For (2), I would normalize everything to UTC so daylight savings time, etc., won't effect you. In config/environment.rb, I would set ENV['TZ'] = 'utc'
just to play safe.
For (3), if you want to display time to the user in their local timezone, you'll have to store that in your User model and then format times appropriately.
Now, for (1), you should be able to parse the incoming time (using Time.parse, for example) and it will then be normalized into UTC. Time.parse can handle various ways of describing the time zone. (I would specify your API to state that if a time zone isn't specified, UTC is assumed).
E.g.
>> ENV['TZ']
=> "utc"
>> Time.now.to_s
=> "Wed Jan 13 16:43:00 +0000 2010"
>> Time.parse( "Wed Jan 13 16:43:00 +0500 2010" )
=> Wed Jan 13 11:43:00 +0000 2010
>> Time.parse( "Wed Jan 13 16:43:00 -0500 2010" )
=> Wed Jan 13 21:43:00 +0000 2010
>> Time.parse( "Wed Jan 13 16:43:00 EST 2010" )
=> Wed Jan 13 21:43:00 +0000 2010
>> Time.parse( "Wed Jan 13 16:43:00 CST 2010" )

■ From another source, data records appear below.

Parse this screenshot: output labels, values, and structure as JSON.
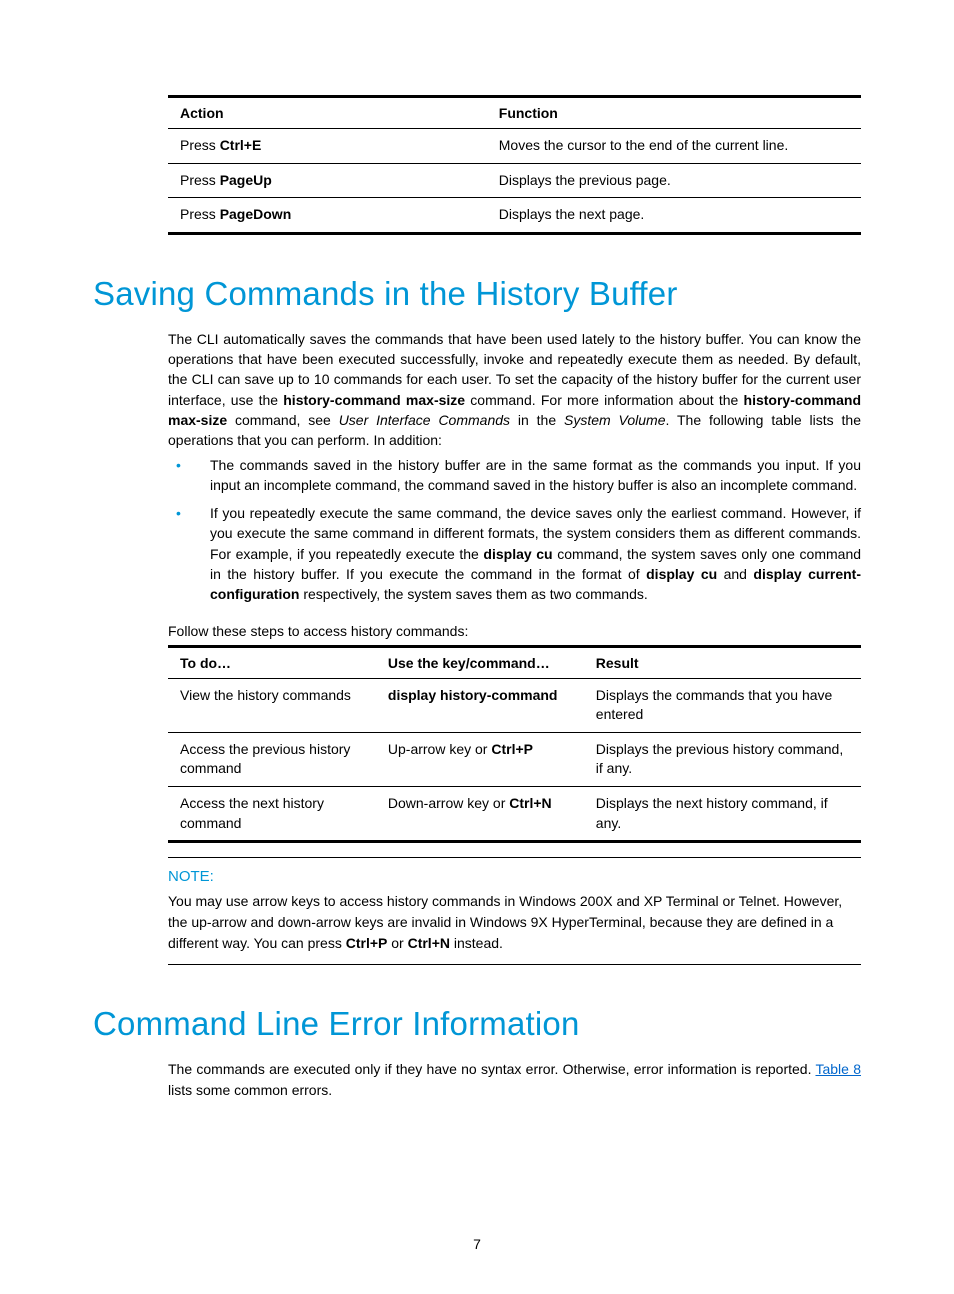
{
  "table1": {
    "headers": [
      "Action",
      "Function"
    ],
    "rows": [
      {
        "action_prefix": "Press ",
        "action_key": "Ctrl+E",
        "function": "Moves the cursor to the end of the current line."
      },
      {
        "action_prefix": "Press ",
        "action_key": "PageUp",
        "function": "Displays the previous page."
      },
      {
        "action_prefix": "Press ",
        "action_key": "PageDown",
        "function": "Displays the next page."
      }
    ]
  },
  "section1": {
    "heading": "Saving Commands in the History Buffer",
    "para_parts": {
      "p1": "The CLI automatically saves the commands that have been used lately to the history buffer. You can know the operations that have been executed successfully, invoke and repeatedly execute them as needed. By default, the CLI can save up to 10 commands for each user. To set the capacity of the history buffer for the current user interface, use the ",
      "b1": "history-command max-size",
      "p2": " command. For more information about the ",
      "b2": "history-command max-size",
      "p3": " command, see ",
      "i1": "User Interface Commands",
      "p4": " in the ",
      "i2": "System Volume",
      "p5": ". The following table lists the operations that you can perform. In addition:"
    },
    "bullets": {
      "b1": "The commands saved in the history buffer are in the same format as the commands you input. If you input an incomplete command, the command saved in the history buffer is also an incomplete command.",
      "b2_parts": {
        "t1": "If you repeatedly execute the same command, the device saves only the earliest command. However, if you execute the same command in different formats, the system considers them as different commands. For example, if you repeatedly execute the ",
        "bold1": "display cu",
        "t2": " command, the system saves only one command in the history buffer. If you execute the command in the format of ",
        "bold2": "display cu",
        "t3": " and ",
        "bold3": "display current-configuration",
        "t4": " respectively, the system saves them as two commands."
      }
    },
    "lead": "Follow these steps to access history commands:",
    "table2": {
      "headers": [
        "To do…",
        "Use the key/command…",
        "Result"
      ],
      "rows": [
        {
          "todo": "View the history commands",
          "cmd_bold": "display history-command",
          "cmd_prefix": "",
          "result": "Displays the commands that you have entered"
        },
        {
          "todo": "Access the previous history command",
          "cmd_prefix": "Up-arrow key or ",
          "cmd_bold": "Ctrl+P",
          "result": "Displays the previous history command, if any."
        },
        {
          "todo": "Access the next history command",
          "cmd_prefix": "Down-arrow key or ",
          "cmd_bold": "Ctrl+N",
          "result": "Displays the next history command, if any."
        }
      ]
    },
    "note": {
      "label": "NOTE:",
      "text_parts": {
        "t1": "You may use arrow keys to access history commands in Windows 200X and XP Terminal or Telnet. However, the up-arrow and down-arrow keys are invalid in Windows 9X HyperTerminal, because they are defined in a different way. You can press ",
        "b1": "Ctrl+P",
        "t2": " or ",
        "b2": "Ctrl+N",
        "t3": " instead."
      }
    }
  },
  "section2": {
    "heading": "Command Line Error Information",
    "para_parts": {
      "t1": "The commands are executed only if they have no syntax error. Otherwise, error information is reported. ",
      "link": "Table 8",
      "t2": " lists some common errors."
    }
  },
  "page_number": "7"
}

=> Wed Jan 13 22:43:00 +0000 2010
>> t1 = "Wed Jan 13 16:43:00 CST 2010"
=> "Wed Jan 13 16:43:00 CST 2010"
>> t2 = "Wed Jan 13 17:43:00 EST 2010"
=> "Wed Jan 13 17:43:00 EST 2010"
>> Time.parse(t1) == Time.parse(t2)
=> true
Jason Yanowitz
2010-01-13 16:48:00
Thank you, you answer is exactly what I'm asking and this work like a charm on localhost, but on production it's not working I don't know why = =. I use javascript new Date() to send datetime to the site. This is its format "Fri Jan 15 2010 00:41:25 GMT+0700 (SE Asia Standard Time)". I tried to convert this to UTC to keep it in my db as you suggested by using Time.zone.parse() and it work very well on my localhost, but it's not on production.
art
2010-01-14 17:43:20
At this point, you're down to debugging the differences. Does it work in a production environment that runs on your development box (RAILS_ENV=production (with a database set up, etc., locally)? What's the differences between your production and development machines?